[REBOL] Re: URL handling
From: holger:rebol at: 21-Sep-2001 9:43
On Fri, Sep 21, 2001 at 04:10:57PM +0200, Hallvard Ystad wrote:
> I'm dealing a bit with a URL that causes some trouble. Look at this:
> >> print read
> http://krak.dk/scripts/firmaresultat.asp?pub_id=KVWW&navn=&vej=&HUSN
> R=&POSTNR_FRA=&BY=&omraade=&tlf=&soegeord=&soeginfo=S%F8g
The problem is that escaping in URLs using the % character is used in
two ways, first to allow special REBOL characters to be included in
URLs, e.g. the ";" character which introduces comments.

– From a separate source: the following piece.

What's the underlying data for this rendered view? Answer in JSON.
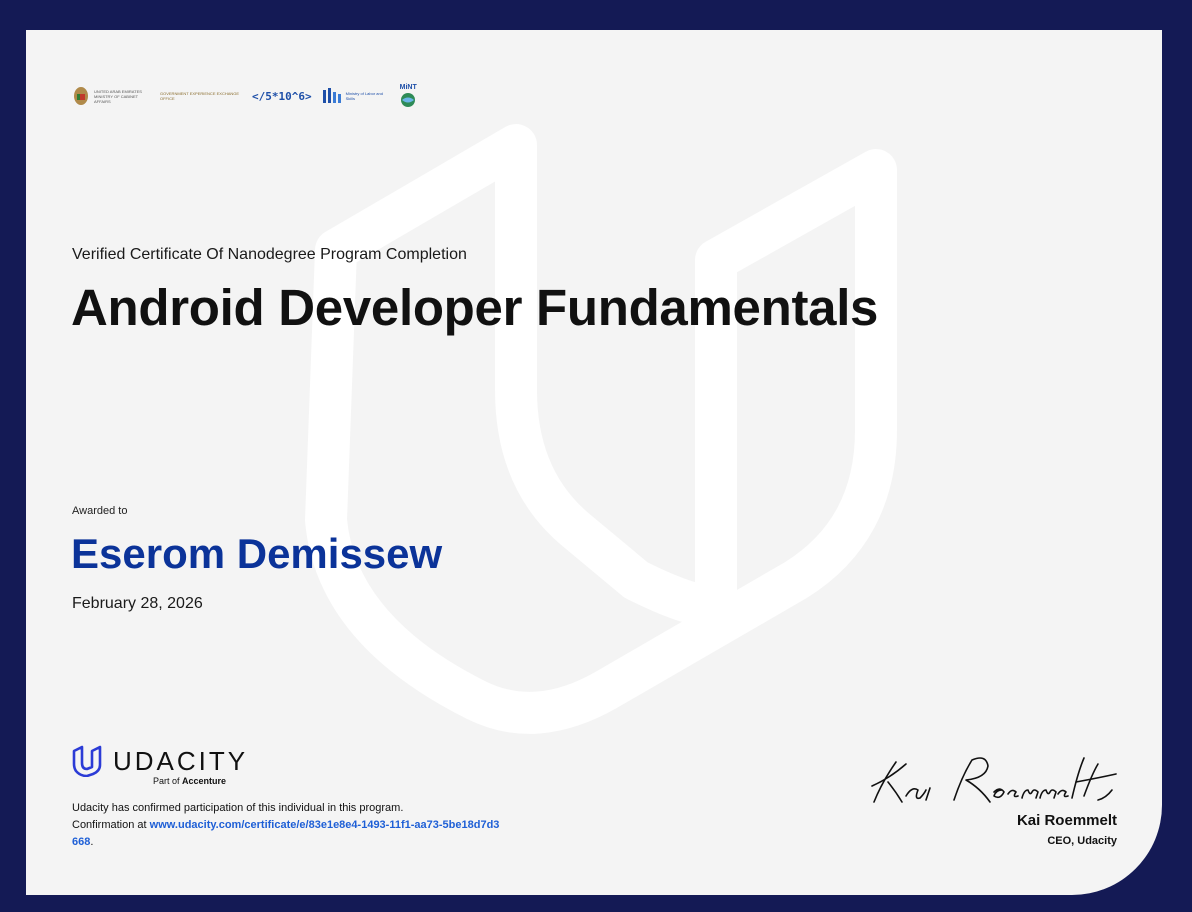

The other use of % characters is to escape characters in the actual
URL for protocol transfer, e.g. control characters or international
characters which, according to the specs, are not allowed in URLs.
Unfortunately both methods collide. REBOL generally resolves %-escaping
when parsing the URL from the input (during 'load), to allow special
REBOL characters in URLs. As a result in your example the internal
representation does not contain the escaped version of the character
any more, but the literal character, which causes the error later in
the HTTP protocol handler which verifies the URL for correctness.
There are several different workarounds. One is to use spec blocks
(make port! [host: "..." path: "..." ...]) instead of URLs. Another
workaround is to use 'to-url with strings, as you did. That way REBOL
never needs to parse a URL from the input (it only parses a string and
then converts the result to an URL), so the %-escaping remains intact.
Another workaround is to "double-escape", i.e. to escape the % character
as well, as in http://host/path/...soeginfo=S%5EF8g. Here the %5E
represents an escaped % character and is resolved during parsing, and
the resulting %F8 is then sent to the server.
--
Holger Kruse
[holger--rebol--com]